• Note: We would like to thank the Bureau of Development Policy and the International Poverty Center of the United Nations Development Program, for providing valuable support for this research. We are very grateful to Terry McKinley for facilitating this support. We would like to thank Gaurav Datt for his assistance with a query, Tanweer Akram, and seminar participants at UNU-WIDER and Columbia University for helpful suggestions. We also thank two anonymous referees of this journal for their useful comments.

*Sanjay G. Reddy, Department of Economics, Barnard College, Columbia University, 3009 Broadway, New York, NY 10027, USA (sr793@columbia.edu).

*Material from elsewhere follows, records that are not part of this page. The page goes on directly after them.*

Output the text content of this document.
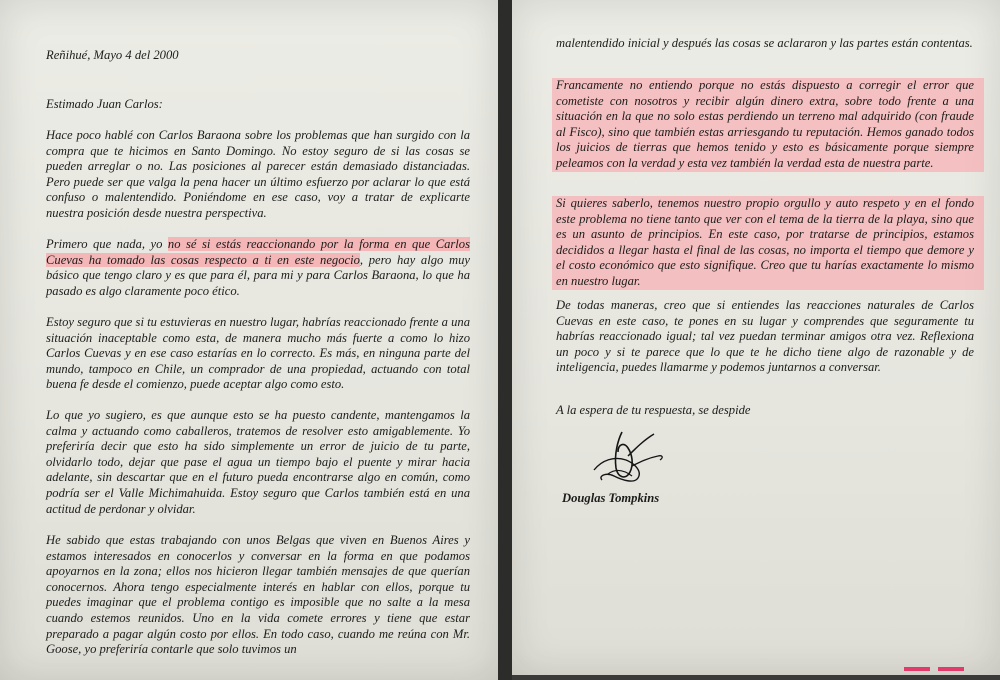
Reñihué, Mayo 4 del 2000
Estimado Juan Carlos:

Hace poco hablé con Carlos Baraona sobre los problemas que han surgido con la compra que te hicimos en Santo Domingo. No estoy seguro de si las cosas se pueden arreglar o no. Las posiciones al parecer están demasiado distanciadas. Pero puede ser que valga la pena hacer un último esfuerzo por aclarar lo que está confuso o malentendido. Poniéndome en ese caso, voy a tratar de explicarte nuestra posición desde nuestra perspectiva.

Primero que nada, yo no sé si estás reaccionando por la forma en que Carlos Cuevas ha tomado las cosas respecto a ti en este negocio, pero hay algo muy básico que tengo claro y es que para él, para mi y para Carlos Baraona, lo que ha pasado es algo claramente poco ético.

Estoy seguro que si tu estuvieras en nuestro lugar, habrías reaccionado frente a una situación inaceptable como esta, de manera mucho más fuerte a como lo hizo Carlos Cuevas y en ese caso estarías en lo correcto. Es más, en ninguna parte del mundo, tampoco en Chile, un comprador de una propiedad, actuando con total buena fe desde el comienzo, puede aceptar algo como esto.

Lo que yo sugiero, es que aunque esto se ha puesto candente, mantengamos la calma y actuando como caballeros, tratemos de resolver esto amigablemente. Yo preferiría decir que esto ha sido simplemente un error de juicio de tu parte, olvidarlo todo, dejar que pase el agua un tiempo bajo el puente y mirar hacia adelante, sin descartar que en el futuro pueda encontrarse algo en común, como podría ser el Valle Michimahuida. Estoy seguro que Carlos también está en una actitud de perdonar y olvidar.

He sabido que estas trabajando con unos Belgas que viven en Buenos Aires y estamos interesados en conocerlos y conversar en la forma en que podamos apoyarnos en la zona; ellos nos hicieron llegar también mensajes de que querían conocernos. Ahora tengo especialmente interés en hablar con ellos, porque tu puedes imaginar que el problema contigo es imposible que no salte a la mesa cuando estemos reunidos. Uno en la vida comete errores y tiene que estar preparado a pagar algún costo por ellos. En todo caso, cuando me reúna con Mr. Goose, yo preferiría contarle que solo tuvimos un

malentendido inicial y después las cosas se aclararon y las partes están contentas.

Francamente no entiendo porque no estás dispuesto a corregir el error que cometiste con nosotros y recibir algún dinero extra, sobre todo frente a una situación en la que no solo estas perdiendo un terreno mal adquirido (con fraude al Fisco), sino que también estas arriesgando tu reputación. Hemos ganado todos los juicios de tierras que hemos tenido y esto es básicamente porque siempre peleamos con la verdad y esta vez también la verdad esta de nuestra parte.

Si quieres saberlo, tenemos nuestro propio orgullo y auto respeto y en el fondo este problema no tiene tanto que ver con el tema de la tierra de la playa, sino que es un asunto de principios. En este caso, por tratarse de principios, estamos decididos a llegar hasta el final de las cosas, no importa el tiempo que demore y el costo económico que esto signifique. Creo que tu harías exactamente lo mismo en nuestro lugar.

De todas maneras, creo que si entiendes las reacciones naturales de Carlos Cuevas en este caso, te pones en su lugar y comprendes que seguramente tu habrías reaccionado igual; tal vez puedan terminar amigos otra vez. Reflexiona un poco y si te parece que lo que te he dicho tiene algo de razonable y de inteligencia, puedes llamarme y podemos juntarnos a conversar.

A la espera de tu respuesta, se despide
Douglas Tompkins
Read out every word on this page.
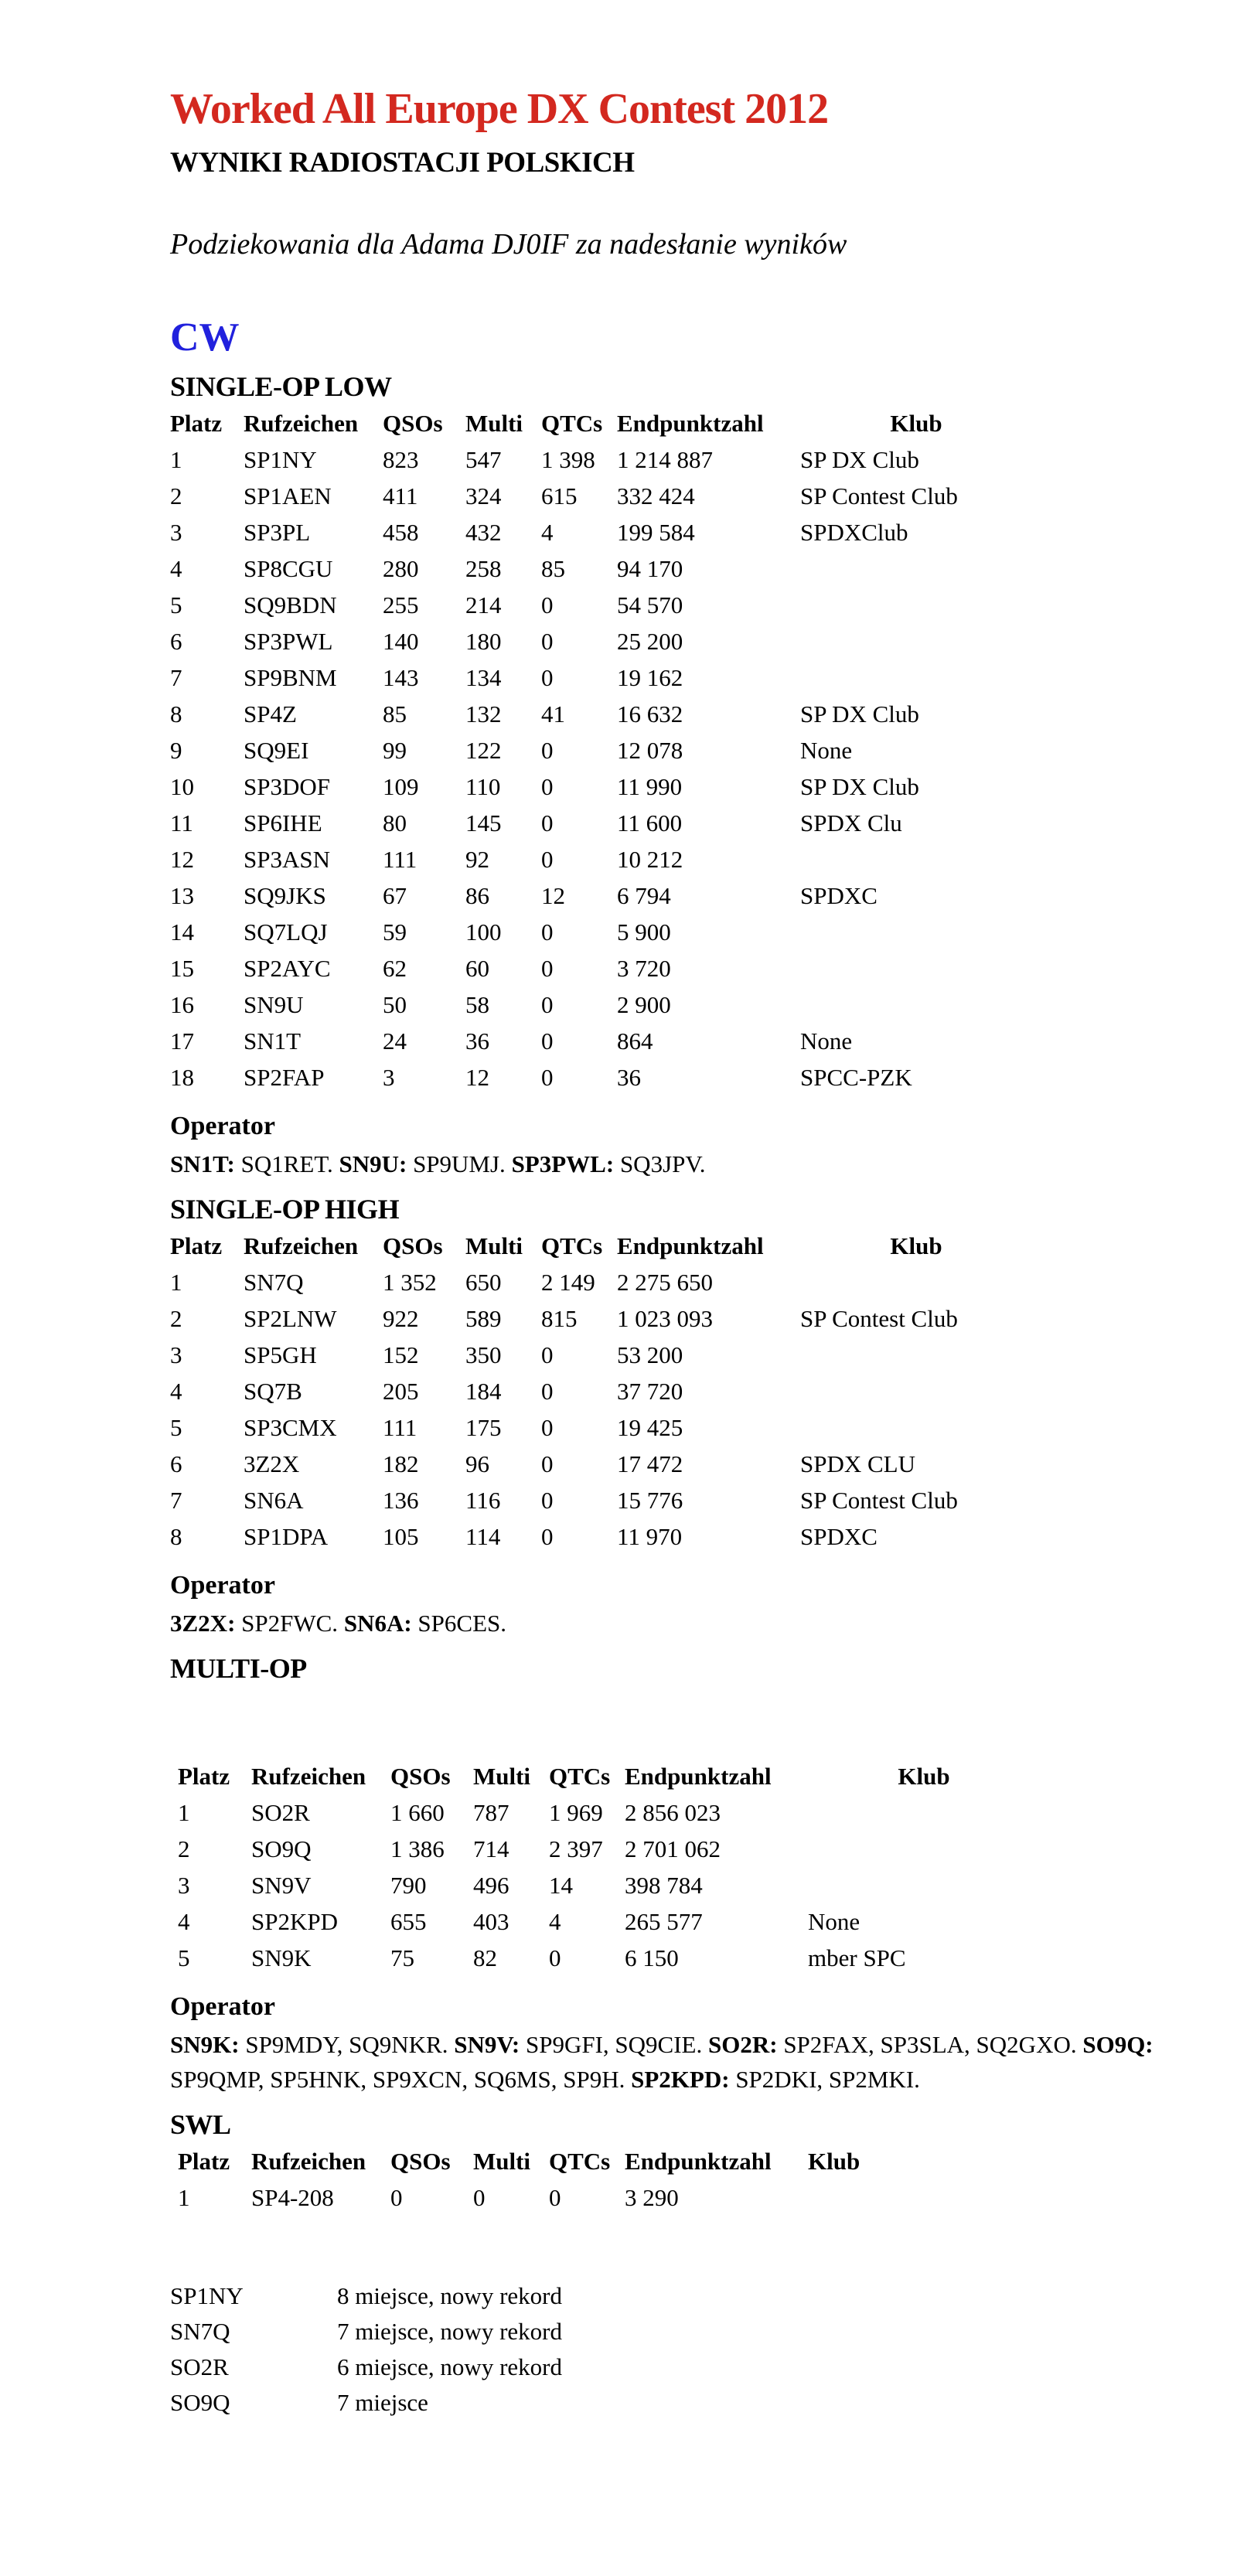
Worked All Europe DX Contest 2012
WYNIKI RADIOSTACJI POLSKICH

Podziekowania dla Adama DJ0IF za nadesłanie wyników

CW
SINGLE-OP LOW
Platz	Rufzeichen	QSOs	Multi	QTCs	Endpunktzahl	Klub
1	SP1NY	823	547	1 398	1 214 887	SP DX Club
2	SP1AEN	411	324	615	332 424	SP Contest Club
3	SP3PL	458	432	4	199 584	SPDXClub
4	SP8CGU	280	258	85	94 170	
5	SQ9BDN	255	214	0	54 570	
6	SP3PWL	140	180	0	25 200	
7	SP9BNM	143	134	0	19 162	
8	SP4Z	85	132	41	16 632	SP DX Club
9	SQ9EI	99	122	0	12 078	None
10	SP3DOF	109	110	0	11 990	SP DX Club
11	SP6IHE	80	145	0	11 600	SPDX Clu
12	SP3ASN	111	92	0	10 212	
13	SQ9JKS	67	86	12	6 794	SPDXC
14	SQ7LQJ	59	100	0	5 900	
15	SP2AYC	62	60	0	3 720	
16	SN9U	50	58	0	2 900	
17	SN1T	24	36	0	864	None
18	SP2FAP	3	12	0	36	SPCC-PZK
Operator

SN1T: SQ1RET. SN9U: SP9UMJ. SP3PWL: SQ3JPV.

SINGLE-OP HIGH
Platz	Rufzeichen	QSOs	Multi	QTCs	Endpunktzahl	Klub
1	SN7Q	1 352	650	2 149	2 275 650	
2	SP2LNW	922	589	815	1 023 093	SP Contest Club
3	SP5GH	152	350	0	53 200	
4	SQ7B	205	184	0	37 720	
5	SP3CMX	111	175	0	19 425	
6	3Z2X	182	96	0	17 472	SPDX CLU
7	SN6A	136	116	0	15 776	SP Contest Club
8	SP1DPA	105	114	0	11 970	SPDXC
Operator

3Z2X: SP2FWC. SN6A: SP6CES.

MULTI-OP
Platz	Rufzeichen	QSOs	Multi	QTCs	Endpunktzahl	Klub
1	SO2R	1 660	787	1 969	2 856 023	
2	SO9Q	1 386	714	2 397	2 701 062	
3	SN9V	790	496	14	398 784	
4	SP2KPD	655	403	4	265 577	None
5	SN9K	75	82	0	6 150	mber SPC
Operator

SN9K: SP9MDY, SQ9NKR. SN9V: SP9GFI, SQ9CIE. SO2R: SP2FAX, SP3SLA, SQ2GXO. SO9Q: SP9QMP, SP5HNK, SP9XCN, SQ6MS, SP9H. SP2KPD: SP2DKI, SP2MKI.

SWL
Platz	Rufzeichen	QSOs	Multi	QTCs	Endpunktzahl	Klub
1	SP4-208	0	0	0	3 290	
SP1NY	8 miejsce, nowy rekord
SN7Q	7 miejsce, nowy rekord
SO2R	6 miejsce, nowy rekord
SO9Q	7 miejsce
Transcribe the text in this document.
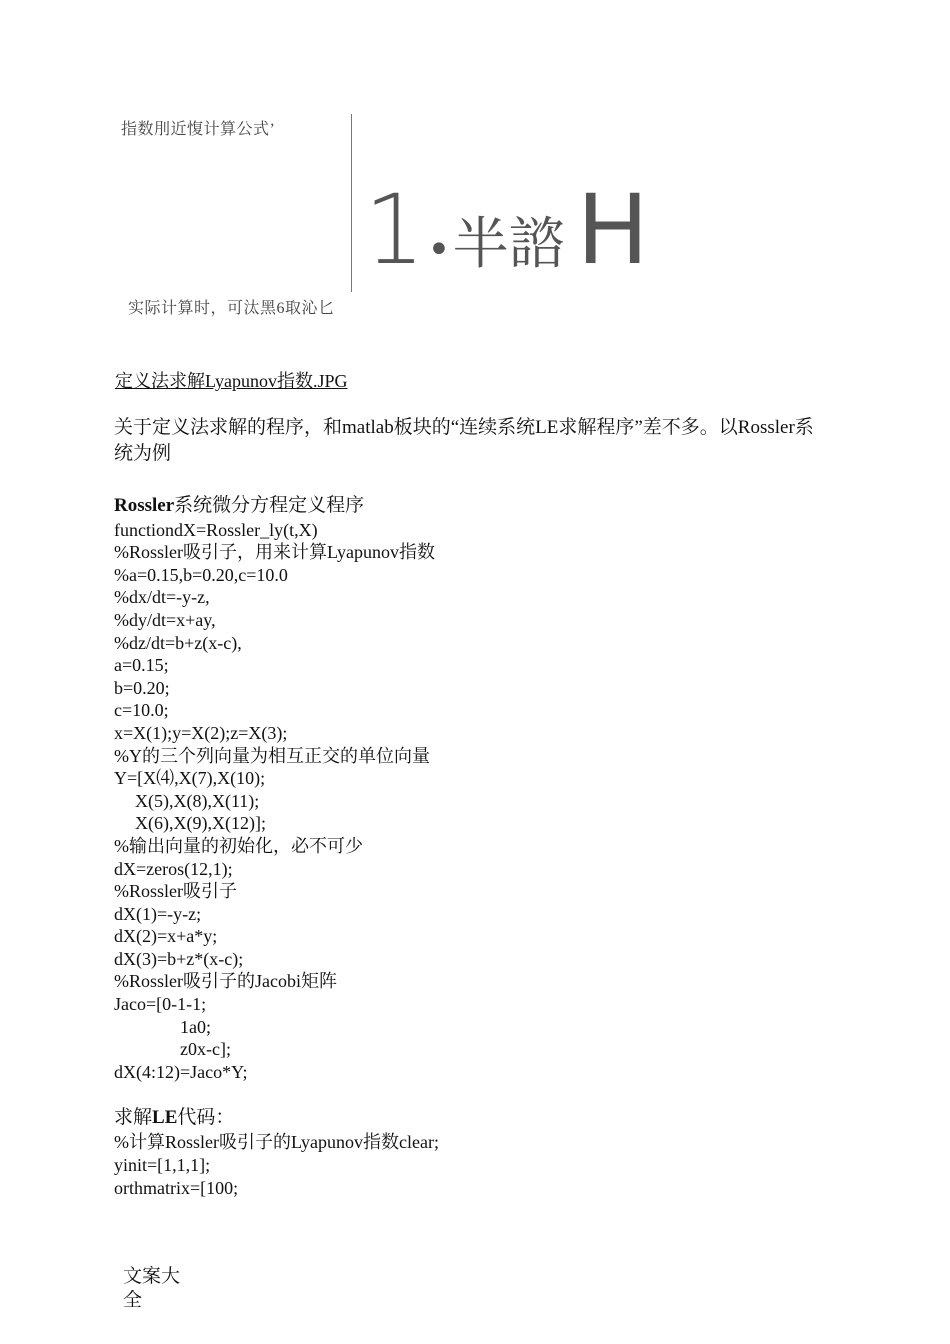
指数刖近愎计算公式’
1 • 半諮 H
实际计算时，可汰黑6取沁匕
定义法求解Lyapunov指数.JPG

关于定义法求解的程序，和matlab板块的“连续系统LE求解程序”差不多。以Rossler系统为例

Rossler系统微分方程定义程序
functiondX=Rossler_ly(t,X)
%Rossler吸引子，用来计算Lyapunov指数
%a=0.15,b=0.20,c=10.0
%dx/dt=-y-z,
%dy/dt=x+ay,
%dz/dt=b+z(x-c),
a=0.15;
b=0.20;
c=10.0;
x=X(1);y=X(2);z=X(3);
%Y的三个列向量为相互正交的单位向量
Y=[X⑷,X(7),X(10);
X(5),X(8),X(11);
X(6),X(9),X(12)];
%输出向量的初始化，必不可少
dX=zeros(12,1);
%Rossler吸引子
dX(1)=-y-z;
dX(2)=x+a*y;
dX(3)=b+z*(x-c);
%Rossler吸引子的Jacobi矩阵
Jaco=[0-1-1;
1a0;
z0x-c];
dX(4:12)=Jaco*Y;
求解LE代码：
%计算Rossler吸引子的Lyapunov指数clear;
yinit=[1,1,1];
orthmatrix=[100;
文案大全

We evaluate the claim that world consumption poverty has fallen since 1990 in light of alternative assumptions about the extent of initial poverty and the rate of subsequent poverty reduction in China, India, and the rest of the developing world. We use two poverty indicators: the aggregate headcount and the headcount ratio, and consider two widely-used international poverty lines ($1/day and $2/day). We conclude that, because of uncertainties in relation to the extent and trend of poverty in China, India, and the rest of the developing world, global poverty may or may not have increased. The extent of the estimated increase or decrease in world poverty is critically dependent on the assumptions made. Our conclusions highlight the importance of improving the quality of global poverty statistics.